Die Vulkane auf der Venus sind nach geologischen Maßstäben erst kürzlich zur Ruhe gekommen. Noch vor 250.000 Jahren, als bereits nahe Verwandte des Menschen die Erde bevölkerten, floss Lava auf dem Nachbarplaneten, berichten Wissenschaftler. Die Studie belege, dass die Venus lange ein geologisch aktiver Planet gewesen sei, schreiben die Wissenschaftler um Suzanne Smrekar vom Jet Propulsion Laboratory in Pasadena im Wissenschaftsmagazin "Science".
Die Erde und die Venus haben eine vergleichbare Größe und eine ähnliche Hitzeproduktion in ihrem Kern. Dennoch sind die tektonischen Vorgänge auf ihren Oberflächen sehr unterschiedlich: Über die Erde bewegen sich mächtige Gesteinsplatten, während auf der Venus Stillstand herrscht. Allerdings finden sich auf der Venus einzelne Vulkankrater als Zeichen früherer geologischer Aktivität. Wie lange die Aktivität zurücklag, war jedoch bisher unklar.
Die Forscher haben nun Wärmestrahlung analysiert, die von der Raumsonde auf dem Planeten gemessen worden war.
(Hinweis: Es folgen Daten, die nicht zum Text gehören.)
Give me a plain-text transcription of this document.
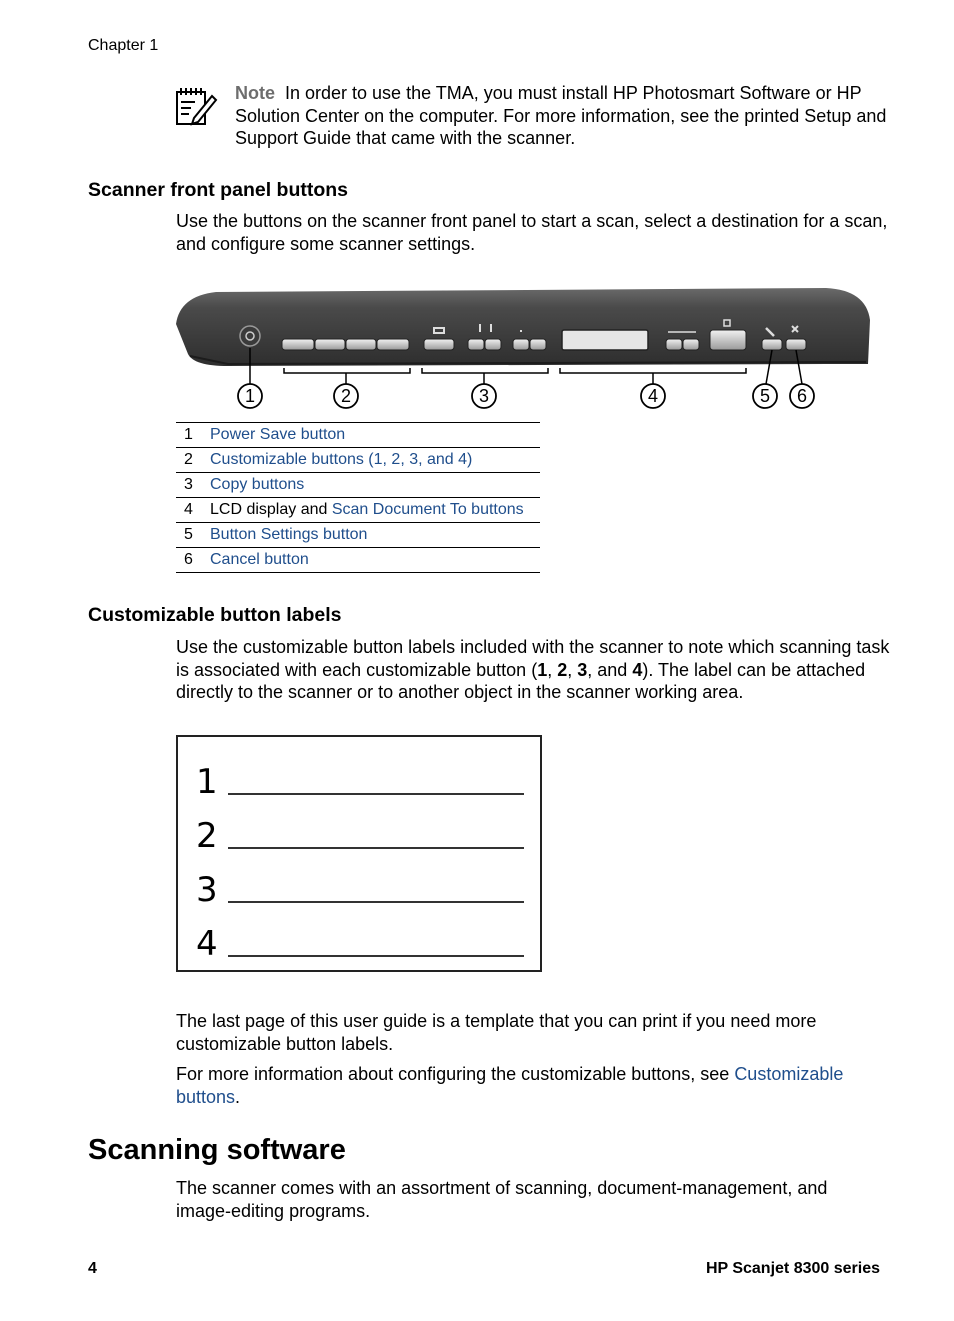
Chapter 1
Note In order to use the TMA, you must install HP Photosmart Software or HP Solution Center on the computer. For more information, see the printed Setup and Support Guide that came with the scanner.
Scanner front panel buttons

Use the buttons on the scanner front panel to start a scan, select a destination for a scan, and configure some scanner settings.

1	2	3	4	5 6
1	Power Save button
2	Customizable buttons (1, 2, 3, and 4)
3	Copy buttons
4	LCD display and Scan Document To buttons
5	Button Settings button
6	Cancel button
Customizable button labels

Use the customizable button labels included with the scanner to note which scanning task is associated with each customizable button (1, 2, 3, and 4). The label can be attached directly to the scanner or to another object in the scanner working area.

1
2
3
4

The last page of this user guide is a template that you can print if you need more customizable button labels.

For more information about configuring the customizable buttons, see Customizable buttons.

Scanning software

The scanner comes with an assortment of scanning, document-management, and image-editing programs.

4	HP Scanjet 8300 series
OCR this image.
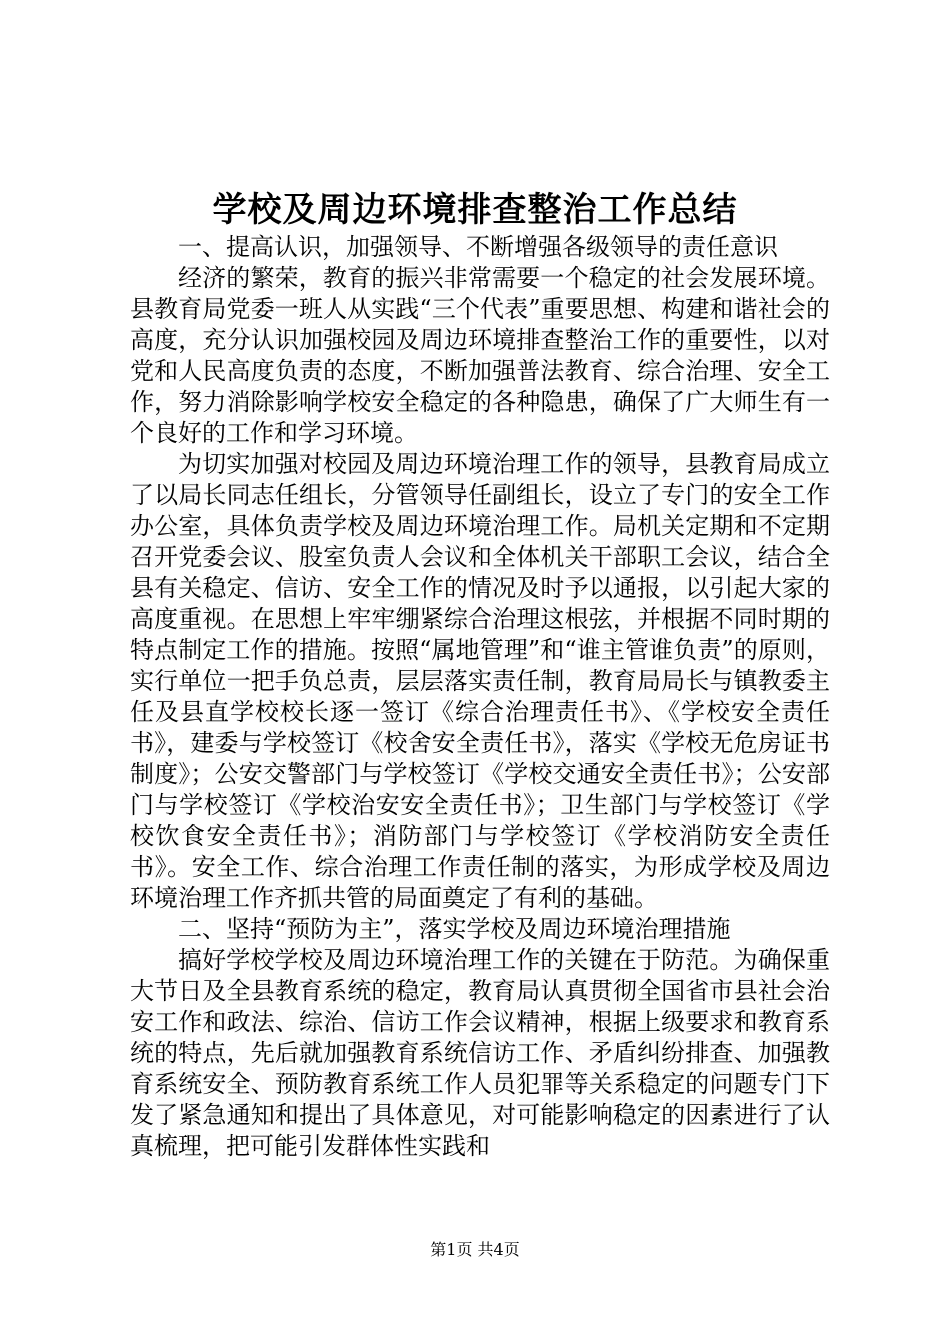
学校及周边环境排查整治工作总结

一、提高认识，加强领导、不断增强各级领导的责任意识

经济的繁荣，教育的振兴非常需要一个稳定的社会发展环境。县教育局党委一班人从实践“三个代表”重要思想、构建和谐社会的高度，充分认识加强校园及周边环境排查整治工作的重要性，以对党和人民高度负责的态度，不断加强普法教育、综合治理、安全工作，努力消除影响学校安全稳定的各种隐患，确保了广大师生有一个良好的工作和学习环境。

为切实加强对校园及周边环境治理工作的领导，县教育局成立了以局长同志任组长，分管领导任副组长，设立了专门的安全工作办公室，具体负责学校及周边环境治理工作。局机关定期和不定期召开党委会议、股室负责人会议和全体机关干部职工会议，结合全县有关稳定、信访、安全工作的情况及时予以通报，以引起大家的高度重视。在思想上牢牢绷紧综合治理这根弦，并根据不同时期的特点制定工作的措施。按照“属地管理”和“谁主管谁负责”的原则，实行单位一把手负总责，层层落实责任制，教育局局长与镇教委主任及县直学校校长逐一签订《综合治理责任书》、《学校安全责任书》，建委与学校签订《校舍安全责任书》，落实《学校无危房证书制度》；公安交警部门与学校签订《学校交通安全责任书》；公安部门与学校签订《学校治安安全责任书》；卫生部门与学校签订《学校饮食安全责任书》；消防部门与学校签订《学校消防安全责任书》。安全工作、综合治理工作责任制的落实，为形成学校及周边环境治理工作齐抓共管的局面奠定了有利的基础。

二、坚持“预防为主”，落实学校及周边环境治理措施

搞好学校学校及周边环境治理工作的关键在于防范。为确保重大节日及全县教育系统的稳定，教育局认真贯彻全国省市县社会治安工作和政法、综治、信访工作会议精神，根据上级要求和教育系统的特点，先后就加强教育系统信访工作、矛盾纠纷排查、加强教育系统安全、预防教育系统工作人员犯罪等关系稳定的问题专门下发了紧急通知和提出了具体意见，对可能影响稳定的因素进行了认真梳理，把可能引发群体性实践和

第1页 共4页
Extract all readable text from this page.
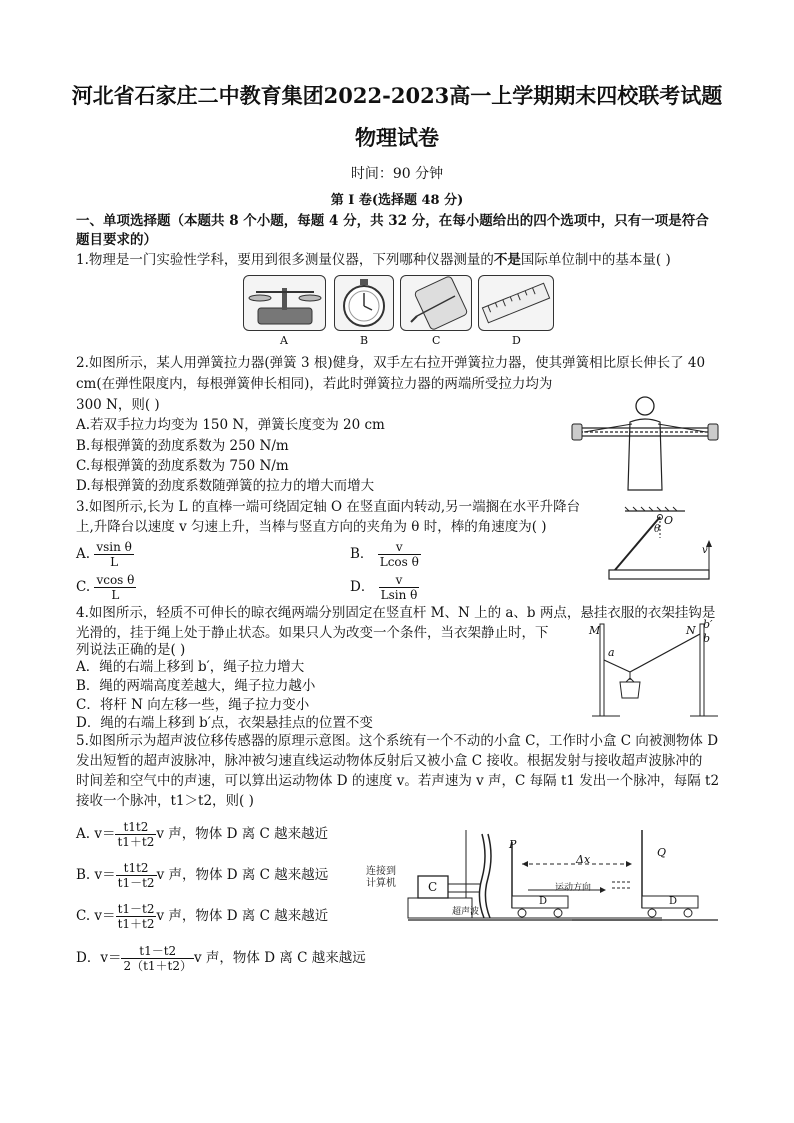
河北省石家庄二中教育集团2022-2023高一上学期期末四校联考试题
物理试卷
时间：90 分钟
第 I 卷(选择题 48 分)
一、单项选择题（本题共 8 个小题，每题 4 分，共 32 分，在每小题给出的四个选项中，只有一项是符合
题目要求的）
1.物理是一门实验性学科，要用到很多测量仪器，下列哪种仪器测量的不是国际单位制中的基本量( )
A	B	C	D
2.如图所示，某人用弹簧拉力器(弹簧 3 根)健身，双手左右拉开弹簧拉力器，使其弹簧相比原长伸长了 40
cm(在弹性限度内，每根弹簧伸长相同)，若此时弹簧拉力器的两端所受拉力均为
300 N，则( )
A.若双手拉力均变为 150 N，弹簧长度变为 20 cm
B.每根弹簧的劲度系数为 250 N/m
C.每根弹簧的劲度系数为 750 N/m
D.每根弹簧的劲度系数随弹簧的拉力的增大而增大
3.如图所示,长为 L 的直棒一端可绕固定轴 O 在竖直面内转动,另一端搁在水平升降台
上,升降台以速度 v 匀速上升，当棒与竖直方向的夹角为 θ 时，棒的角速度为( )
A. $\frac{\text{vsin θ}}{L}$	B． $\frac{v}{\text{Lcos θ}}$
C. $\frac{\text{vcos θ}}{L}$	D． $\frac{v}{\text{Lsin θ}}$
O
θ
v
4.如图所示，轻质不可伸长的晾衣绳两端分别固定在竖直杆 M、N 上的 a、b 两点，悬挂衣服的衣架挂钩是
光滑的，挂于绳上处于静止状态。如果只人为改变一个条件，当衣架静止时，下
列说法正确的是( )
A．绳的右端上移到 b′，绳子拉力增大
B．绳的两端高度差越大，绳子拉力越小
C．将杆 N 向左移一些，绳子拉力变小
D．绳的右端上移到 b′点，衣架悬挂点的位置不变
M	N
a
b
b′
5.如图所示为超声波位移传感器的原理示意图。这个系统有一个不动的小盒 C，工作时小盒 C 向被测物体 D
发出短暂的超声波脉冲，脉冲被匀速直线运动物体反射后又被小盒 C 接收。根据发射与接收超声波脉冲的
时间差和空气中的声速，可以算出运动物体 D 的速度 v。若声速为 v 声，C 每隔 t1 发出一个脉冲，每隔 t2
接收一个脉冲，t1＞t2，则( )
A. $v= \frac{t1t2}{t1+t2}$ v 声，物体 D 离 C 越来越近
B. $v= \frac{t1t2}{t1-t2}$ v 声，物体 D 离 C 越来越远
C. $v= \frac{t1-t2}{t1+t2}$ v 声，物体 D 离 C 越来越近
D．$v= \frac{t1-t2}{2(t1+t2)}$ v 声，物体 D 离 C 越来越远
连接到
计算机	C
超声波
P
Q
Δx
运动方向
D	D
Dazu verwendeten sie Wärmebilder, die das Spektrometer Virtis auf der Raumsonde "Venus Express" der europäischen Weltraumorganisation Esa geschossen hatte. Virtis - die Abkürzung steht für Visible and Infrared Thermal Imaging Spectrometer - misst die abgegebene Wärmestrahlung von Objekten, die sogenannte Emissivität.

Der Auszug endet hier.